McALLEN, Texas (Border Report) — Several asylum-seeking families who are waiting in northern Mexican border towns have begun sending their children alone across international bridges into South Texas, and might not see their children again for months or even years, human rights groups told Border Report on Thursday.
The children are crossing unaccompanied into McAllen and Brownsville, Texas, after U.S. Customs and Border Protection officers last week began enforcing a rule that requires all asylum-seekers to have scheduled interviews via the CBP One app, the nonprofit Lawyers for Good Government told Border Report.
Priscilla Orta, a supervising attorney with Lawyers for Good Government, said the children are not being allowed to cross and attend the asylum interviews with their parents, leaving them with the “difficult decisions” of whether to send the children alone into the United States or cross without them and leaving them behind.
Out of desperation, some families are sending children unaccompanied across the McAllen-Hidalgo-Reynosa International Bridge, and the Gateway International Bridge in Brownsville, Orta said.
“Last Monday, they started coming to the bridge, expecting, as usual, to be let in. They were not and there in the moment, families were forced to decide,” she said.
“Some people are having the kids cross before or after them as unaccompanied minors, and some folks are leaving them behind with aunts or uncles mistakenly believing that aunts or uncles could cross the children,” Orta told Border Report. “Unfortunately, that will not happen. The children will then be considered unaccompanied minors when they arrive with the aunt or uncle. But the family members do not understand the intricacies of U.S. immigration law. They haven’t even been able to access an attorney yet. They’re simply asking to be let in so they can begin that process. And so there’s a lot of confusion and a lot of difficult decisions being made.”
Mark Redwine, pastor of Church of the Nazarene in Brownsville, on Thursday visited with migrants in a Matamoros encampment where he said the children separation issue has everyone worried.
“Walking around the camp today was heartbreaking,” Redwine told Border Report after he crossed back. “Everybody was talking to us about it.”
He said many families that have CBP appointments have decided not to leave their children but don’t know when they’ll get appointments together.
“A lot of people have appointments to cross but they don’t have appointments for their kids and instead of not letting the kid cross, they’re not going to the appointment and trying again,” Redwine said.
Redwine says he spoke with an 18-year-old mother who stayed in Matamoros with her child while her husband crossed into Brownsville for the interview with CBP.
Children who cross into the United States unaccompanied are taken into the care of the Department of Health and Human Services’ Office of Refugee Resettlement.
Orta, who is based in Brownsville, says she has worked with families who have had to wait for months, and even years, to see their children again. That is because background checks must be done before the children are released to family in the United States, or to the parents who sometimes take years to legally cross the border.
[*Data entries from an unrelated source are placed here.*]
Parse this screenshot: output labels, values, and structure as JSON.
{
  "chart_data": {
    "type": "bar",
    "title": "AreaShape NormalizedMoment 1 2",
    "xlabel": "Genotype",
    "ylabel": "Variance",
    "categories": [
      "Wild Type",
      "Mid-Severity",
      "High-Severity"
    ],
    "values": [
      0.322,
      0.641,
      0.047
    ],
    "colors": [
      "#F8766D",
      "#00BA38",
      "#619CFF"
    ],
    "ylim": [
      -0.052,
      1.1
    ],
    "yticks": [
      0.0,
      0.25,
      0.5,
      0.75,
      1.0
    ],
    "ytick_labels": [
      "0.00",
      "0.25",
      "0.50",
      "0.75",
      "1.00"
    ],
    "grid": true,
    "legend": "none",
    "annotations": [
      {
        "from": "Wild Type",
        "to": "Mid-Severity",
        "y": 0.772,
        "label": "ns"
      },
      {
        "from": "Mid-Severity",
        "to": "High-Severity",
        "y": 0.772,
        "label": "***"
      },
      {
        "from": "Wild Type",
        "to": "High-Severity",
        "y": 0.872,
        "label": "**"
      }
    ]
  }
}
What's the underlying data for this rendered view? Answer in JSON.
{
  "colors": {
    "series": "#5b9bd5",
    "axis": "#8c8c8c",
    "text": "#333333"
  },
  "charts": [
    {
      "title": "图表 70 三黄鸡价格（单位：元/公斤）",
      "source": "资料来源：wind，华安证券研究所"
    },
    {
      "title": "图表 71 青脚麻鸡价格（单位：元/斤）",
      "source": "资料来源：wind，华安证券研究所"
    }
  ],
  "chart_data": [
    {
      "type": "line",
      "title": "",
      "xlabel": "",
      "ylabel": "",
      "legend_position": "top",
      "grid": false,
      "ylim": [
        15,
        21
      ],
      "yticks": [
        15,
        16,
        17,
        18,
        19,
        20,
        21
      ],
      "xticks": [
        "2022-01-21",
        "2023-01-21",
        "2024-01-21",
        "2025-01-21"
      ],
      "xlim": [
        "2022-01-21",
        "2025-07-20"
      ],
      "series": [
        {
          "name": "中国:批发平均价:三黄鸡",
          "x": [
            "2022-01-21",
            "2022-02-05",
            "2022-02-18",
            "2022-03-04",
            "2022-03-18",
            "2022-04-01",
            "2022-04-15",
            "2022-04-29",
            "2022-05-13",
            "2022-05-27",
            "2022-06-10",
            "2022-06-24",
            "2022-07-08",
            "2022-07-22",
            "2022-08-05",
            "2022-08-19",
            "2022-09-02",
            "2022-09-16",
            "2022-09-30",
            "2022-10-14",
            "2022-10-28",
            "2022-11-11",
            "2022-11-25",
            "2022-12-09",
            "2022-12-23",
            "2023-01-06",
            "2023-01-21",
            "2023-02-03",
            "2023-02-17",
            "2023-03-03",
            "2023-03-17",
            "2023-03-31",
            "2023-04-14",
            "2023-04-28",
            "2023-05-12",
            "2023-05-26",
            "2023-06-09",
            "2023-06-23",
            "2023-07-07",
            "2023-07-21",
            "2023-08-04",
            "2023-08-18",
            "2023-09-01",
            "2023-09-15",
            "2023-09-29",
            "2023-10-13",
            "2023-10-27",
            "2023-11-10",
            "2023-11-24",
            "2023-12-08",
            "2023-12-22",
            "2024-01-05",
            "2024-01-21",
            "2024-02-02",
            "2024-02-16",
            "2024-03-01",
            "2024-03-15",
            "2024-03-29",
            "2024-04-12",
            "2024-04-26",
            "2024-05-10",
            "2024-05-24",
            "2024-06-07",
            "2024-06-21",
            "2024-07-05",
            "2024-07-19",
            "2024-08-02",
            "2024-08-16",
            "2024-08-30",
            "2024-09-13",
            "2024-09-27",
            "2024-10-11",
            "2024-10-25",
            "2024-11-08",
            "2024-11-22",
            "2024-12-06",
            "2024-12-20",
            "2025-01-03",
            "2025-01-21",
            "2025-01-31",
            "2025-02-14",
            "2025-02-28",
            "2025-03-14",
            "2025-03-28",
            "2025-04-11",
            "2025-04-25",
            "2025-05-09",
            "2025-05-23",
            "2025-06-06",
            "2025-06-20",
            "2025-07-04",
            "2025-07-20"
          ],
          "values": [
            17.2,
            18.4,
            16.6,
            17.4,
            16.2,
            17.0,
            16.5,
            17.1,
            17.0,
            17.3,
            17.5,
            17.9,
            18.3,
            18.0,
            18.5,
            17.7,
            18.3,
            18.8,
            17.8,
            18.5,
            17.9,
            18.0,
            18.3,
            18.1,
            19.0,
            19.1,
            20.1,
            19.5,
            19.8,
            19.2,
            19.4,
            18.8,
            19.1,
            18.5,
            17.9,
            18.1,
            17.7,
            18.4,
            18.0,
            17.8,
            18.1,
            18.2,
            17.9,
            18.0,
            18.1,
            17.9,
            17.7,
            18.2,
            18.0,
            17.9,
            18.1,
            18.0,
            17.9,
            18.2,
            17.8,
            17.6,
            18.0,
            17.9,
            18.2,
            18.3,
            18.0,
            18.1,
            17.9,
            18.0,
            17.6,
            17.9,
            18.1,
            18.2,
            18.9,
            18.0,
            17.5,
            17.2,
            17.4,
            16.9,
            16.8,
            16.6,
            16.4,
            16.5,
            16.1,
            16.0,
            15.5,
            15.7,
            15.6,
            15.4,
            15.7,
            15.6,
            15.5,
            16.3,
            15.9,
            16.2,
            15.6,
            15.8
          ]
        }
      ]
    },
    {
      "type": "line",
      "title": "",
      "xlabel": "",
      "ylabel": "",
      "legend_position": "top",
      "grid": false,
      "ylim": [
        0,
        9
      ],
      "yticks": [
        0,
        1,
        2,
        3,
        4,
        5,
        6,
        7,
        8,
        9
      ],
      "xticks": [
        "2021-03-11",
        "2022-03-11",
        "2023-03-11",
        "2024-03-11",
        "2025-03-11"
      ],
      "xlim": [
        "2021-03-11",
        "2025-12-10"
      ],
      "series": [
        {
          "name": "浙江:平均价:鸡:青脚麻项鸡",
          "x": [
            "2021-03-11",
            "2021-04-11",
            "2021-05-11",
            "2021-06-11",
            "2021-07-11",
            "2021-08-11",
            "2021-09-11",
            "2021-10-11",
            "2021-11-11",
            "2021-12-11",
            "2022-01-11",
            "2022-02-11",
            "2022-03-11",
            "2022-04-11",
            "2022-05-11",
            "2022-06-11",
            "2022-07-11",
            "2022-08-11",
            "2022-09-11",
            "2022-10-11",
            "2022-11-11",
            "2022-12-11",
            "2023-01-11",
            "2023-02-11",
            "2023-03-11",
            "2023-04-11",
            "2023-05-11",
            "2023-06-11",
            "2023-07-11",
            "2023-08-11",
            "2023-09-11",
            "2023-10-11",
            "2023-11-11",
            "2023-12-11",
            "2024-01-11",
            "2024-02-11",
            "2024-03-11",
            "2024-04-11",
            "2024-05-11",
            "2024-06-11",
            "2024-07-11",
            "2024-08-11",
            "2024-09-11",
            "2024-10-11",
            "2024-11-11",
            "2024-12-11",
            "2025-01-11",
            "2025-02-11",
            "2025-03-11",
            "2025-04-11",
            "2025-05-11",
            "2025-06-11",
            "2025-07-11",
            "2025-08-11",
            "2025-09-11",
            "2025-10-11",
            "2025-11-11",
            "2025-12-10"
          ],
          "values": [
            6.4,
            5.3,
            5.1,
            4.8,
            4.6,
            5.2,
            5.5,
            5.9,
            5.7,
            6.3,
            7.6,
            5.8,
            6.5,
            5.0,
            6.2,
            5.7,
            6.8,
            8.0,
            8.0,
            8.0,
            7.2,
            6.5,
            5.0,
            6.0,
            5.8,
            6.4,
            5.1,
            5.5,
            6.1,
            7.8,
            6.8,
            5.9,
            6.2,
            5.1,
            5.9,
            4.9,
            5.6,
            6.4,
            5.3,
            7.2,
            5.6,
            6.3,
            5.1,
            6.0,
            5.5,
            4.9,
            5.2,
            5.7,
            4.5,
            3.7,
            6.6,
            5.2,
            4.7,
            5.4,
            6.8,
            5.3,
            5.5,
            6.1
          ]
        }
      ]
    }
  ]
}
“Many folks don’t understand how the ORR process works, which is the process of unaccompanied children,” she said. “They believe that when you let the children cross first as unaccompanied within 24 hours gonna be back with the parents once the parents crossed. That is not how the process works. It’s it can be up to months long, sometimes years long, usually weeks, but it’s very dependent upon the circumstances of that family.”
In January, CBP began requiring all asylum-seekers to fill out the CBP One app to request an asylum interview at a U.S. port of entry on the Southwest border.
Title 42 still remains in effect, which prevents most migrants from requesting asylum at the U.S. border, but CBP does consider vulnerable populations for asylum.
Orta says the new app has caused a lot of confusion among the migrants, many of whom lack reliable WiFi and Internet services in Mexico, and who fill out the app without legal help.
She says the app only allows one appointment per person. And if a head of household receives an appointment, say in Brownsville, she says there is no option on the app to request a second appointment for a child. They must start over and fill out another form. By the time they have all the information entered, then “appointments are usually all filled then “every slot is full,” she said.
“This isn’t like Ticketmaster, where you say, ‘I want five tickets,'” Orta said. “Quite the opposite, you have to submit all of your information first. And then you click the button, and it will tell you if there’s a spot available for your group. Unfortunately, since the very first week of this process, I have personally not heard of anyone getting an appointment for more than one person.”
Orta says many families are given appointments in different border towns, like San Diego, and then have to decide whether to split up for appointments, or stay and try to get one altogether.
Border Report reached out to the Department of Homeland Security to ask if they have changed enforcement procedures toward children, but our questions have yet to be answered. This story will be updated if information is received.
The U.S. Department of Human Services, which runs the Office of Refugee Resettlement that houses unaccompanied migrant children, and DHS on Thursday reported there were 306 unaccompanied children put in CBP custody on Wednesday, not including Mexican nationals. CBP had 405 children in their care.
HHS reported 7,798 children in the agency’s custody and 232 children discharged on Wednesday.